An opinion piece in today's Albany Democrat-Herald (Or.) is full of recommendations on how to reform a "tangle of laws that are well-intended but mired in a grim reality that seldom results in justice for pet owners." The starting point is somewhat technical for an op-ed piece--what is the difference between intent requirements among cruelty offenses? What separates an act done "cruelly" from one done "maliciously"? Adverbs can be a problem in both excusing painful acts (when the statute only covers "unjustifiable" acts) and in providing a grounds for challenge that a statute is unconstitutionally vague.
The editorial's solution to the cruelty problem: greater funding, mandatory spay/neuter, greater licensing of breeders and trappers. It also proposes a greater role for people who keep companion animals:
Finally, grieving pet owners should be given the chance to address those convicted of animal cruelty, in court. Amanda Rhoads, who adopted Fiona [a companion cat killed by a neighbor with a bow and arrow] as a kitten, should have the chance to tell her cat's killer what it's like to lose her pet to someone else's cruel act.

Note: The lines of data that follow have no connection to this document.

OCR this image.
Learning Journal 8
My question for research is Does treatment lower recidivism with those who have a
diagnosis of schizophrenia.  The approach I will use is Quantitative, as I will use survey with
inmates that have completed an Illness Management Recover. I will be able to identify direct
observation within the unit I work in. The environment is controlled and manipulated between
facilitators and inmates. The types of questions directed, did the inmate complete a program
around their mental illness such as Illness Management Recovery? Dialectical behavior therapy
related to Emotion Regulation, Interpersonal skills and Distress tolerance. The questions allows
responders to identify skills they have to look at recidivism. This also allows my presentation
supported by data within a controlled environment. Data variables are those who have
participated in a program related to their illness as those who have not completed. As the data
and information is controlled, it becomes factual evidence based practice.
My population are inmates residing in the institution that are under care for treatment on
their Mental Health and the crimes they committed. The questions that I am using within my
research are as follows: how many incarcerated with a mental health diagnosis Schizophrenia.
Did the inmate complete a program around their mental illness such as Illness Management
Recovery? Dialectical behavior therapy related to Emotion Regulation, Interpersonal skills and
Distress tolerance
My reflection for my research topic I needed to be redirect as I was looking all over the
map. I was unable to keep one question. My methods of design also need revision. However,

Oregon law appears to broadly allow the victim or next of kin to participate in the sentencing phase of a trial. Would that statute allow someone who kept a companion animal to make a statement during sentencing? A Tennessee court recently allowed a victim statement submitted by a local humane society in a case against kennel proprietors. State v. Johnson, No. W2001-01272-CCA-R3-CD (Tenn. Crim. App. 2002). It seems natural that animal victims of cruelty should be allowed to have their human companions testify on their behalf.